Tribute to a New Zealand-China trade pioneer
The last surviving foreigner to attend China’s Canton Trade Fair when it began in 1957 has died. But Victor Percival will always be remembered more for his lifetime contribution to the New Zealand-China relationship.
When he attended the NZ-China Free Trade Agreement signing in Beijing as a guest of the New Zealand government in 2008, he told Listener journalist Rebecca MacFie that he felt a great sense of satisfaction. After almost a lifetime of being a proponent of trading with China, Percival was at last witnessing the cementing of that relationship by both governments.
Enduring years of criticism at home for doing deals with ‘communists’, he was always convinced China would change. And change it did. In over 50 years of travelling to China, Percival was able to see firsthand the remarkable transition from the Mao era to almost the present day.

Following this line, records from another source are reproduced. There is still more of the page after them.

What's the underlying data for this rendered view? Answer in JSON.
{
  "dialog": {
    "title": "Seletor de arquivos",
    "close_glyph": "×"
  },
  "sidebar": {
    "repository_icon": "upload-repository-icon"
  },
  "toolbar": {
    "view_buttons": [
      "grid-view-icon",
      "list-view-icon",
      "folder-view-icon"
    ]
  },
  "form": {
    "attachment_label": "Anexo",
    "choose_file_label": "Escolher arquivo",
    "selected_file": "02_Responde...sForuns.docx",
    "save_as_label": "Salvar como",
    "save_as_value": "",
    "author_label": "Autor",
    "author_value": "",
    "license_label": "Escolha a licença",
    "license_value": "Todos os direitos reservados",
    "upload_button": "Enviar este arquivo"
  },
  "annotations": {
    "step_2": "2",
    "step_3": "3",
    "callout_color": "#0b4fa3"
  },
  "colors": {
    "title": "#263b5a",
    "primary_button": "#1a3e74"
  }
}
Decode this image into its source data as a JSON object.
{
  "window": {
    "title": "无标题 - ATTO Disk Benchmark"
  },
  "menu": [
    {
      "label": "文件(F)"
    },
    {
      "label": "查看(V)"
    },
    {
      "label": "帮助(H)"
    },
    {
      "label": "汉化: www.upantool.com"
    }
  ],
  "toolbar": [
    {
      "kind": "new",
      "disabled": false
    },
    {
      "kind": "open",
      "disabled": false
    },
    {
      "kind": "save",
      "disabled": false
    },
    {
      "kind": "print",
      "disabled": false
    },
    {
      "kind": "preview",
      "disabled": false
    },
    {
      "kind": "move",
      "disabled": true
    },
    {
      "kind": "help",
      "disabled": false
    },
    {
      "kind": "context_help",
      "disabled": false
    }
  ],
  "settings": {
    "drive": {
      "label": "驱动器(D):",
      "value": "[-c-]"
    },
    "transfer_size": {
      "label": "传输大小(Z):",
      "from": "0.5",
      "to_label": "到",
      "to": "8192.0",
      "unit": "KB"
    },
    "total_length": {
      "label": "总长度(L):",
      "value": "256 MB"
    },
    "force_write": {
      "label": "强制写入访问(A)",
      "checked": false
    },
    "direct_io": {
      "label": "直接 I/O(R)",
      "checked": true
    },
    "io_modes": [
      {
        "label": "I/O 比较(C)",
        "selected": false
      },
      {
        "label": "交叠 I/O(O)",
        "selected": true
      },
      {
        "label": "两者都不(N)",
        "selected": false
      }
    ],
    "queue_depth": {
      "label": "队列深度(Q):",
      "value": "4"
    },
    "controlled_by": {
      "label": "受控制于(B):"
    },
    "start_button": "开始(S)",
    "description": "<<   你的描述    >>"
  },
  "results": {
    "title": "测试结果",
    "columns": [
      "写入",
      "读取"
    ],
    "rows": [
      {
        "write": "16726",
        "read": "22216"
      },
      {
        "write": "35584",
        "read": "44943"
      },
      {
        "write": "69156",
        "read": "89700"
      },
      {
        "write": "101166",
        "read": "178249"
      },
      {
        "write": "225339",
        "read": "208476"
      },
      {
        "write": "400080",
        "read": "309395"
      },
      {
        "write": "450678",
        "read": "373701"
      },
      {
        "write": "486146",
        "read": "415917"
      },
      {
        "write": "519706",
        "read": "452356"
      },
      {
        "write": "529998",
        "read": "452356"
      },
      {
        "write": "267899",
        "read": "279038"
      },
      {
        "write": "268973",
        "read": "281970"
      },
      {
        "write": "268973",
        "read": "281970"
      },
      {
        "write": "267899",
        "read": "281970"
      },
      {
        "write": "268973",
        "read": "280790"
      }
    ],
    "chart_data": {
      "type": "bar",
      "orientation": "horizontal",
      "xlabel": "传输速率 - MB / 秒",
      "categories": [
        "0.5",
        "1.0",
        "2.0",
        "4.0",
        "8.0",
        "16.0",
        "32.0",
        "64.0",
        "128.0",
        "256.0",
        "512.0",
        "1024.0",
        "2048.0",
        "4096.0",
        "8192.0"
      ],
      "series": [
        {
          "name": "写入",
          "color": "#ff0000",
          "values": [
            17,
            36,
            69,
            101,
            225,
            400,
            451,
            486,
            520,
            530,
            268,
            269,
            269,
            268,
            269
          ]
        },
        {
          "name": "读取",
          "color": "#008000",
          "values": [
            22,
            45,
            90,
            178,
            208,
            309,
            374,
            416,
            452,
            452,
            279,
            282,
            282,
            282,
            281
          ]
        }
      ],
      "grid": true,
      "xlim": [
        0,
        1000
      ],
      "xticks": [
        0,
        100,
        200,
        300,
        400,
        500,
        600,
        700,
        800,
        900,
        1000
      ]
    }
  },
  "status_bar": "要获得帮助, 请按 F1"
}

Percival was also the founding member of the New Zealand China Trade Association in 1981 and has twice been the association’s Chair and finally Honorary Lifetime Member. An NZCTA tribute to him says he was always ready to offer advice to NZ government officials and China traders, and was described by former prime minister Helen Clark as “the man who started it all’.
He told the Listener his China strategy meant he focused on business and stayed clear of politics. During the Cultural Revolution, Percival maintained his tempo of trips to the Canton Fair in Guangzhou, sourcing imports and brokering deals of New Zealand exports, all the time acquiring an influential network of friends within China and gaining a reputation.
His last formal appearance was in June 2010 when he attended a formal lunch for China’s visiting Vice President Xi Jinping at Parliament.
The New Zealand government paid tribute to his contribution to promoting his home country to the Chinese with an ONZM in 2008 but it is fair to say that among many Chinese officials he was held in even higher regard.
The Chinese government welcomed him with special ceremonies as an honoured guest in 2006 when he attended to the 100th Canton Fair. He had inadvertently become in the records of the Chinese authorities the only international trader still involved in China trade to have attended the Fair since its first year.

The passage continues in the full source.